In 2013, the Company entered into an exclusive license agreement with Merck & Co., Inc. (“Merck”) pursuant to which Merck granted the Company rights relating to certain small molecule compounds. In consideration of the license, the Company may be required to make initial payments totaling $1.5 million upon the achievement of certain milestones. Pursuant to the license agreement the Company paid an initial payment of $750,000, which was recorded as a research and development expense in the Company’s statement of operations for the year ended December 31, 2013, and upon achievement of acceptance by the United States Food and Drug Administration, or FDA, of Merck pre-clinical data and FDA approval of a Phase 3 clinical trial the Company will pay an additional $750,000. Additional payments may be due upon achievement of development and regulatory milestones, including the first commercial sale. Upon commercialization, the Company is obligated to pay Merck milestone payments and royalties on net sales.

 

Lilly CERC-501 License

 

In 2015, the Company acquired rights to CERC-501 through an exclusive, worldwide license from Lilly. Pursuant to the license agreement, the Company paid $750,000 to Lilly within 30 days of the execution of the license agreement, which was recorded as research and development expense in the accompanying statement of operations for the nine months ended September 30, 2015. Upon the Company undertaking a nine-month toxicology study of CERC-501 in non-human primates and delivering a final study report, the Company will be required to pay Lilly an additional $250,000. Additional payments may be due upon achievement of development and regulatory milestones, including the first commercial sale.

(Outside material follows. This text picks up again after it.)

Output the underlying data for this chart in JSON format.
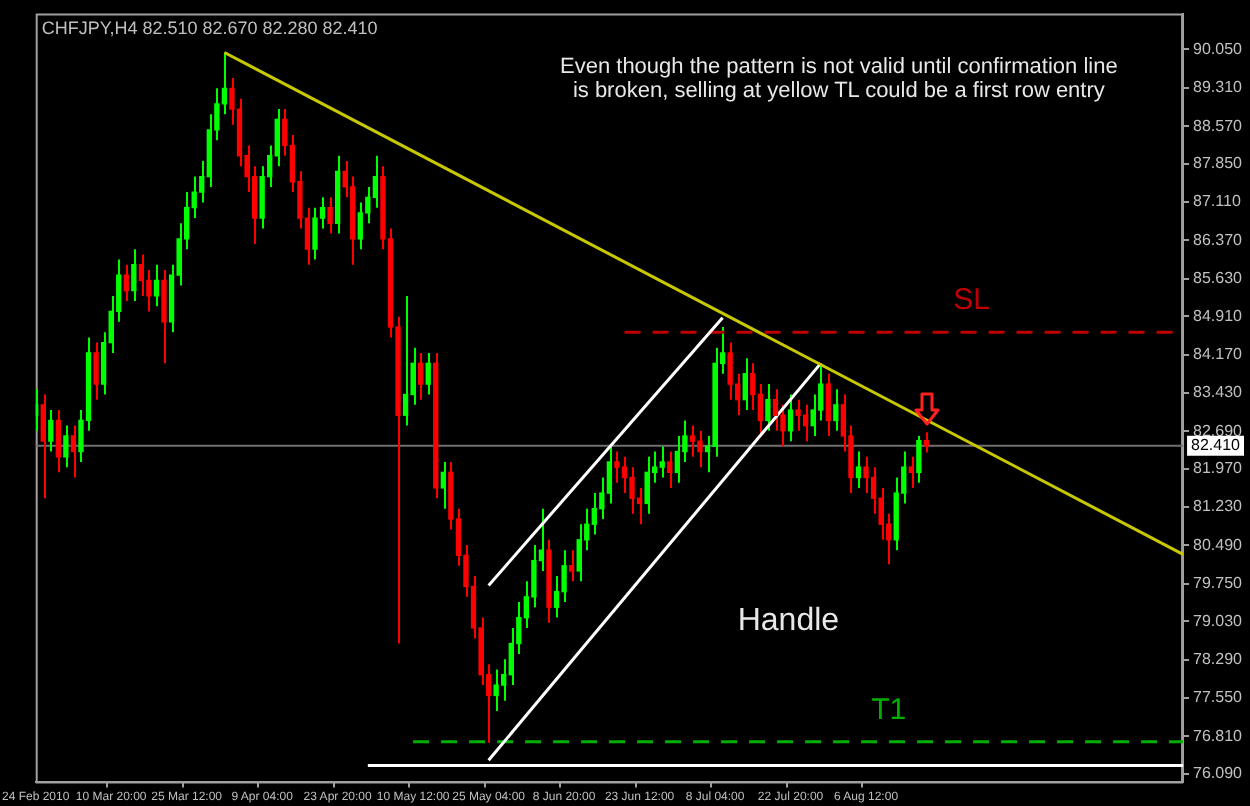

Upon commercialization, the Company is obligated to pay Lilly milestone payments and royalties on net sales.

 

Merck COMTi License

 

In 2013, the Company entered into a separate exclusive license agreement with Merck pursuant to which Merck granted the Company certain rights in small molecule compounds which are known to inhibit the activity of COMT. In consideration of the license, the Company made a $200,000 upfront payment to Merck, which was recorded as research and development expense in the Company’s statement of operations for the year ended December 31, 2013. Additional payments may be due upon the achievement of development and regulatory milestones. Upon commercialization of a COMT product, the Company is required to pay Merck royalties on net sales.